The Trump administration is standing firm on its position that Obamacare should be invalidated, telling the Supreme Court in its opening brief the law is tied to one provision that’s now unconstitutional.
The Department of Justice said the entire Affordable Care Act “must fall with the individual mandate” to buy insurance, but said the “scope of relief entered in this case should be limited to provisions shown to injure” the individuals challenging the law.
The justices are set to hear arguments next term, beginning in October, in the high stakes fight over the constitutionality of President Obama’s signature health-care law.
A group of Democratic states are appealing a Fifth Circuit decision that left the fate of the law in limbo. In a 2-1 ruling, the appeals court said the provision requiring everyone to buy insurance is unconstitutional because the 2017 Congress dropped the penalty for those that fail to comply down to $0. Without a penalty, the court said the provision was no longer a valid exercise of Congress’s taxing power.
But the court failed to answer a major question—whether the rest of the law can survive without that provision or if the entire law is tied to it and therefore unconstitutional too. Instead, the court kicked that question back to the federal judge in Texas who had already found the entire law unconstitutional.

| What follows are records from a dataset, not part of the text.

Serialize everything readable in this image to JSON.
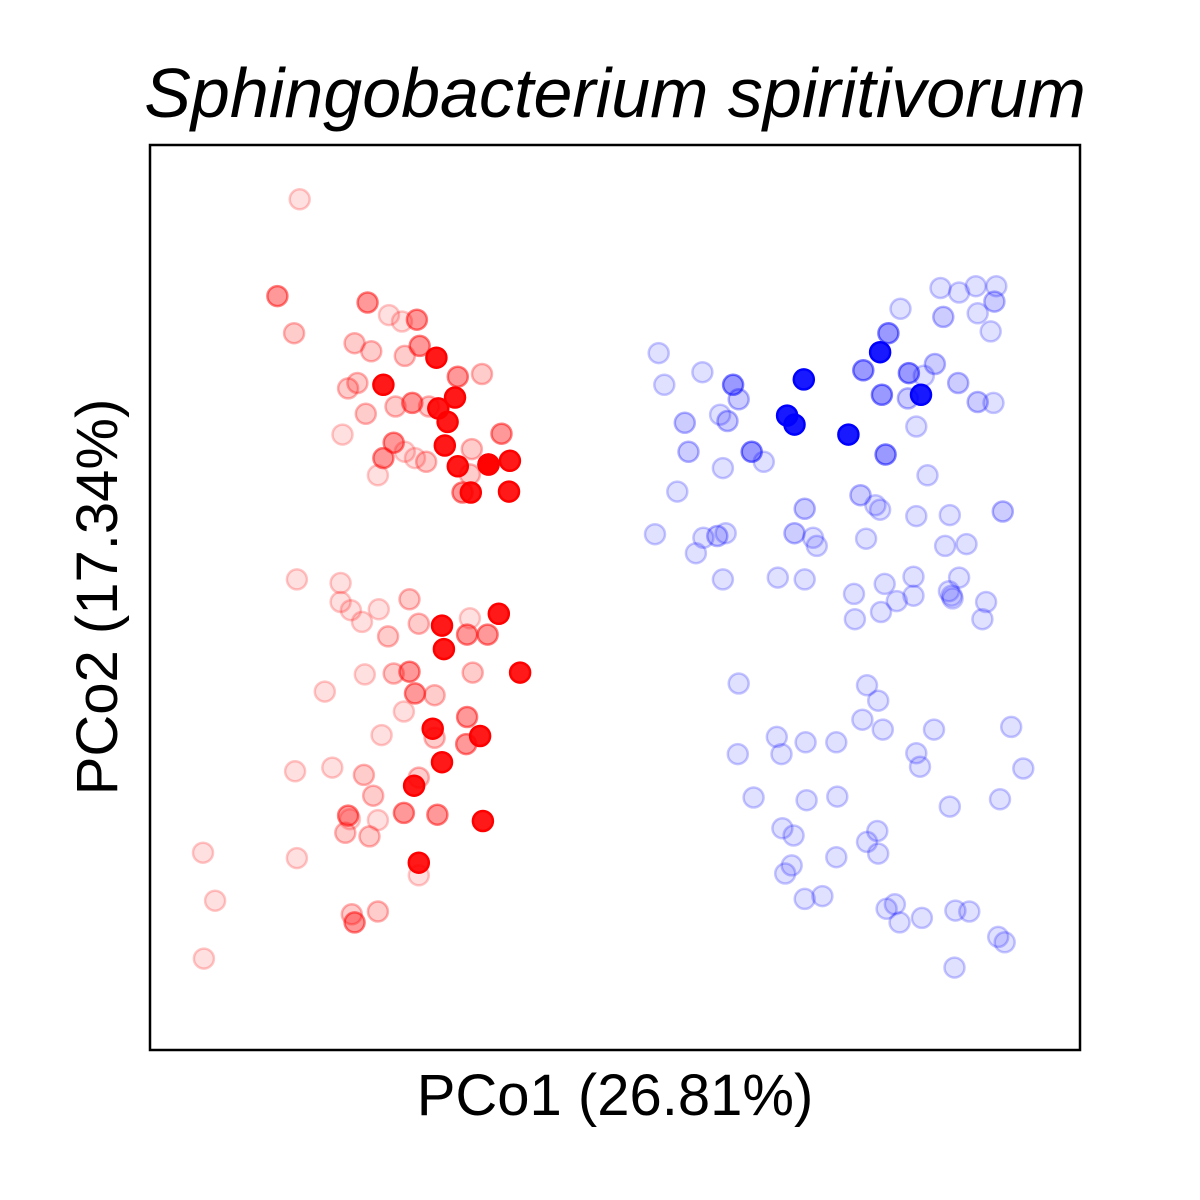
{
  "chart_data": {
    "type": "scatter",
    "title": "Sphingobacterium spiritivorum",
    "xlabel": "PCo1 (26.81%)",
    "ylabel": "PCo2 (17.34%)",
    "xlim": [
      0,
      100
    ],
    "ylim": [
      0,
      100
    ],
    "ticks": "none",
    "grid": false,
    "legend": "none",
    "series": [
      {
        "color": "#ff0000",
        "points": [
          [
            16.1,
            94.0
          ],
          [
            13.7,
            83.3
          ],
          [
            23.4,
            82.6
          ],
          [
            25.7,
            81.2
          ],
          [
            28.7,
            80.7
          ],
          [
            27.1,
            80.5
          ],
          [
            23.8,
            77.2
          ],
          [
            15.5,
            79.2
          ],
          [
            22.0,
            78.1
          ],
          [
            27.4,
            76.7
          ],
          [
            29.0,
            77.8
          ],
          [
            25.1,
            73.5
          ],
          [
            22.3,
            73.7
          ],
          [
            30.8,
            76.5
          ],
          [
            33.1,
            74.4
          ],
          [
            21.3,
            73.1
          ],
          [
            35.7,
            74.7
          ],
          [
            32.8,
            72.1
          ],
          [
            31.0,
            70.9
          ],
          [
            28.2,
            71.5
          ],
          [
            30.0,
            71.1
          ],
          [
            26.4,
            71.1
          ],
          [
            23.2,
            70.3
          ],
          [
            32.0,
            69.4
          ],
          [
            37.8,
            68.1
          ],
          [
            20.7,
            68.0
          ],
          [
            26.2,
            67.1
          ],
          [
            34.6,
            66.4
          ],
          [
            31.7,
            66.8
          ],
          [
            25.1,
            65.4
          ],
          [
            27.4,
            66.1
          ],
          [
            29.7,
            65.0
          ],
          [
            36.4,
            64.7
          ],
          [
            33.1,
            64.5
          ],
          [
            28.5,
            65.4
          ],
          [
            36.4,
            64.7
          ],
          [
            38.7,
            65.1
          ],
          [
            38.6,
            61.7
          ],
          [
            34.5,
            61.6
          ],
          [
            24.5,
            63.5
          ],
          [
            34.4,
            63.6
          ],
          [
            33.6,
            61.6
          ],
          [
            36.3,
            45.9
          ],
          [
            15.8,
            52.0
          ],
          [
            20.5,
            51.6
          ],
          [
            31.4,
            46.9
          ],
          [
            20.5,
            49.5
          ],
          [
            24.6,
            48.7
          ],
          [
            27.9,
            49.8
          ],
          [
            21.6,
            48.6
          ],
          [
            37.5,
            48.2
          ],
          [
            34.4,
            47.7
          ],
          [
            22.8,
            47.3
          ],
          [
            28.9,
            47.1
          ],
          [
            25.6,
            45.7
          ],
          [
            34.1,
            45.9
          ],
          [
            31.6,
            44.3
          ],
          [
            34.7,
            41.7
          ],
          [
            27.9,
            41.8
          ],
          [
            23.1,
            41.5
          ],
          [
            26.2,
            41.6
          ],
          [
            39.8,
            41.7
          ],
          [
            18.8,
            39.6
          ],
          [
            28.5,
            39.4
          ],
          [
            30.6,
            39.2
          ],
          [
            27.3,
            37.4
          ],
          [
            34.1,
            36.8
          ],
          [
            30.4,
            35.5
          ],
          [
            34.0,
            33.8
          ],
          [
            24.9,
            34.8
          ],
          [
            35.5,
            34.7
          ],
          [
            30.6,
            34.5
          ],
          [
            31.4,
            31.8
          ],
          [
            15.6,
            30.8
          ],
          [
            19.6,
            31.2
          ],
          [
            23.0,
            30.4
          ],
          [
            28.9,
            30.1
          ],
          [
            28.4,
            29.2
          ],
          [
            24.0,
            28.1
          ],
          [
            27.3,
            26.2
          ],
          [
            21.3,
            25.9
          ],
          [
            24.5,
            25.4
          ],
          [
            30.9,
            26.0
          ],
          [
            35.8,
            25.3
          ],
          [
            21.5,
            25.5
          ],
          [
            21.0,
            24.0
          ],
          [
            23.6,
            23.6
          ],
          [
            15.8,
            21.2
          ],
          [
            5.7,
            21.8
          ],
          [
            28.9,
            20.7
          ],
          [
            28.9,
            19.3
          ],
          [
            7.0,
            16.5
          ],
          [
            24.5,
            15.3
          ],
          [
            21.7,
            15.0
          ],
          [
            22.0,
            14.1
          ],
          [
            5.8,
            10.1
          ]
        ],
        "alpha": [
          0.12,
          0.4,
          0.4,
          0.12,
          0.4,
          0.12,
          0.2,
          0.2,
          0.2,
          0.2,
          0.4,
          0.9,
          0.2,
          0.9,
          0.4,
          0.2,
          0.2,
          0.9,
          0.9,
          0.4,
          0.2,
          0.2,
          0.2,
          0.9,
          0.4,
          0.12,
          0.4,
          0.2,
          0.9,
          0.4,
          0.12,
          0.2,
          0.9,
          0.9,
          0.12,
          0.9,
          0.9,
          0.9,
          0.9,
          0.12,
          0.2,
          0.4,
          0.4,
          0.12,
          0.12,
          0.9,
          0.12,
          0.12,
          0.2,
          0.12,
          0.9,
          0.12,
          0.12,
          0.2,
          0.2,
          0.4,
          0.9,
          0.2,
          0.4,
          0.12,
          0.2,
          0.9,
          0.12,
          0.4,
          0.2,
          0.12,
          0.4,
          0.9,
          0.4,
          0.12,
          0.9,
          0.2,
          0.9,
          0.12,
          0.12,
          0.2,
          0.2,
          0.9,
          0.2,
          0.4,
          0.4,
          0.12,
          0.4,
          0.9,
          0.12,
          0.2,
          0.2,
          0.12,
          0.12,
          0.9,
          0.12,
          0.12,
          0.2,
          0.2,
          0.4,
          0.12
        ]
      },
      {
        "color": "#0000ff",
        "points": [
          [
            88.8,
            84.4
          ],
          [
            91.0,
            84.4
          ],
          [
            85.0,
            84.2
          ],
          [
            87.0,
            83.7
          ],
          [
            90.8,
            82.7
          ],
          [
            80.7,
            81.9
          ],
          [
            89.0,
            81.4
          ],
          [
            85.3,
            81.0
          ],
          [
            79.4,
            79.2
          ],
          [
            90.4,
            79.4
          ],
          [
            54.7,
            77.0
          ],
          [
            78.5,
            77.1
          ],
          [
            76.7,
            75.1
          ],
          [
            84.4,
            75.8
          ],
          [
            83.2,
            74.5
          ],
          [
            81.6,
            74.8
          ],
          [
            59.4,
            74.9
          ],
          [
            70.3,
            74.1
          ],
          [
            86.9,
            73.7
          ],
          [
            62.7,
            73.5
          ],
          [
            55.3,
            73.5
          ],
          [
            63.3,
            71.9
          ],
          [
            82.9,
            72.4
          ],
          [
            78.7,
            72.4
          ],
          [
            81.5,
            72.0
          ],
          [
            90.7,
            71.5
          ],
          [
            89.0,
            71.6
          ],
          [
            68.5,
            70.1
          ],
          [
            57.5,
            69.3
          ],
          [
            62.1,
            69.5
          ],
          [
            69.3,
            69.1
          ],
          [
            61.3,
            70.2
          ],
          [
            82.4,
            68.9
          ],
          [
            75.1,
            68.0
          ],
          [
            57.9,
            66.1
          ],
          [
            64.7,
            66.1
          ],
          [
            66.0,
            65.0
          ],
          [
            61.6,
            64.3
          ],
          [
            79.1,
            65.8
          ],
          [
            83.6,
            63.5
          ],
          [
            76.4,
            61.3
          ],
          [
            56.7,
            61.7
          ],
          [
            70.4,
            59.8
          ],
          [
            78.5,
            59.7
          ],
          [
            78.0,
            60.2
          ],
          [
            82.4,
            59.0
          ],
          [
            86.0,
            59.1
          ],
          [
            91.7,
            59.5
          ],
          [
            69.3,
            57.1
          ],
          [
            61.9,
            57.1
          ],
          [
            54.3,
            57.0
          ],
          [
            59.5,
            56.6
          ],
          [
            61.0,
            56.8
          ],
          [
            71.3,
            56.6
          ],
          [
            77.0,
            56.5
          ],
          [
            87.8,
            55.9
          ],
          [
            71.7,
            55.7
          ],
          [
            85.5,
            55.7
          ],
          [
            58.7,
            54.9
          ],
          [
            61.6,
            52.0
          ],
          [
            67.5,
            52.2
          ],
          [
            70.4,
            52.0
          ],
          [
            82.1,
            52.3
          ],
          [
            79.0,
            51.5
          ],
          [
            87.0,
            52.2
          ],
          [
            75.7,
            50.4
          ],
          [
            86.2,
            50.2
          ],
          [
            82.1,
            50.2
          ],
          [
            89.9,
            49.5
          ],
          [
            80.3,
            49.6
          ],
          [
            85.9,
            50.7
          ],
          [
            86.3,
            49.9
          ],
          [
            78.6,
            48.4
          ],
          [
            75.8,
            47.6
          ],
          [
            89.5,
            47.6
          ],
          [
            77.1,
            40.3
          ],
          [
            63.3,
            40.5
          ],
          [
            78.3,
            38.6
          ],
          [
            76.6,
            36.5
          ],
          [
            84.3,
            35.4
          ],
          [
            78.8,
            35.4
          ],
          [
            92.6,
            35.7
          ],
          [
            67.4,
            34.6
          ],
          [
            73.8,
            34.0
          ],
          [
            70.5,
            34.0
          ],
          [
            63.2,
            32.7
          ],
          [
            67.9,
            32.7
          ],
          [
            82.4,
            32.8
          ],
          [
            82.8,
            31.3
          ],
          [
            93.9,
            31.1
          ],
          [
            64.9,
            27.9
          ],
          [
            73.9,
            28.0
          ],
          [
            70.6,
            27.6
          ],
          [
            86.0,
            26.9
          ],
          [
            91.4,
            27.7
          ],
          [
            68.0,
            24.5
          ],
          [
            69.2,
            23.7
          ],
          [
            78.2,
            24.2
          ],
          [
            77.1,
            23.0
          ],
          [
            69.0,
            20.4
          ],
          [
            68.3,
            19.5
          ],
          [
            73.8,
            21.3
          ],
          [
            78.3,
            21.7
          ],
          [
            72.3,
            17.0
          ],
          [
            70.4,
            16.7
          ],
          [
            80.1,
            16.1
          ],
          [
            79.2,
            15.6
          ],
          [
            86.6,
            15.4
          ],
          [
            88.1,
            15.3
          ],
          [
            83.0,
            14.6
          ],
          [
            80.6,
            14.1
          ],
          [
            91.2,
            12.5
          ],
          [
            91.9,
            11.9
          ],
          [
            86.5,
            9.1
          ]
        ],
        "alpha": [
          0.12,
          0.12,
          0.12,
          0.12,
          0.2,
          0.12,
          0.12,
          0.2,
          0.4,
          0.12,
          0.12,
          0.9,
          0.4,
          0.2,
          0.12,
          0.4,
          0.12,
          0.9,
          0.2,
          0.4,
          0.12,
          0.2,
          0.9,
          0.4,
          0.2,
          0.12,
          0.2,
          0.9,
          0.2,
          0.2,
          0.9,
          0.12,
          0.12,
          0.9,
          0.2,
          0.4,
          0.12,
          0.12,
          0.4,
          0.12,
          0.2,
          0.12,
          0.2,
          0.12,
          0.12,
          0.12,
          0.12,
          0.2,
          0.2,
          0.12,
          0.12,
          0.12,
          0.2,
          0.12,
          0.12,
          0.12,
          0.12,
          0.12,
          0.12,
          0.12,
          0.12,
          0.12,
          0.12,
          0.12,
          0.12,
          0.12,
          0.12,
          0.12,
          0.12,
          0.12,
          0.12,
          0.12,
          0.12,
          0.12,
          0.12,
          0.12,
          0.12,
          0.12,
          0.12,
          0.12,
          0.12,
          0.12,
          0.12,
          0.12,
          0.12,
          0.12,
          0.12,
          0.12,
          0.12,
          0.12,
          0.12,
          0.12,
          0.12,
          0.12,
          0.12,
          0.12,
          0.12,
          0.12,
          0.12,
          0.12,
          0.12,
          0.12,
          0.12,
          0.12,
          0.12,
          0.12,
          0.12,
          0.12,
          0.12,
          0.12,
          0.12,
          0.12,
          0.12,
          0.12
        ]
      }
    ]
  }
}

A coalition of GOP-led states, which challenged the law alongside two individuals, told the court in its opening brief that the statutory text directs this court to declare the remaining major and minor provisions of the ACA unconstitutional.
“Both Congress and the Department of Justice have repeatedly described the mandate as essential to the ACA’s community-rating and guaranteed-issue provisions. And this Court has observed that those provisions ‘would not work’ without the mandate,” the GOP states argued.
The community rating provision prevents health insurers from varying premiums or denying within a geographic area based on age, gender, or health status. The guaranteed-issue requires insures to provide coverage regardless of preexisting conditions.
“Once the individual mandate and the guaranteed issue, and community-rating provisions are invalidated, the remainder of the ACA should not be allowed to remain in effect,” DOJ argued in its brief.
The GOP states repeatedly refer to the mandate as the third leg of a three-legged stool that causes the ACA to collapse if removed.
“The ACA’s text confirms that ‘the requirement [to buy health insurance] is essential to creating effective health insurance markets,’” the states argue.
The GOP-led coalition criticized the Democratic states in their brief for citing the pandemic as a key reason to uphold the law.
“In the end, petitioners defend the ACA as good policy, citing the current pandemic,” they said. “Not only are those policy arguments incorrect, but they miss the point.”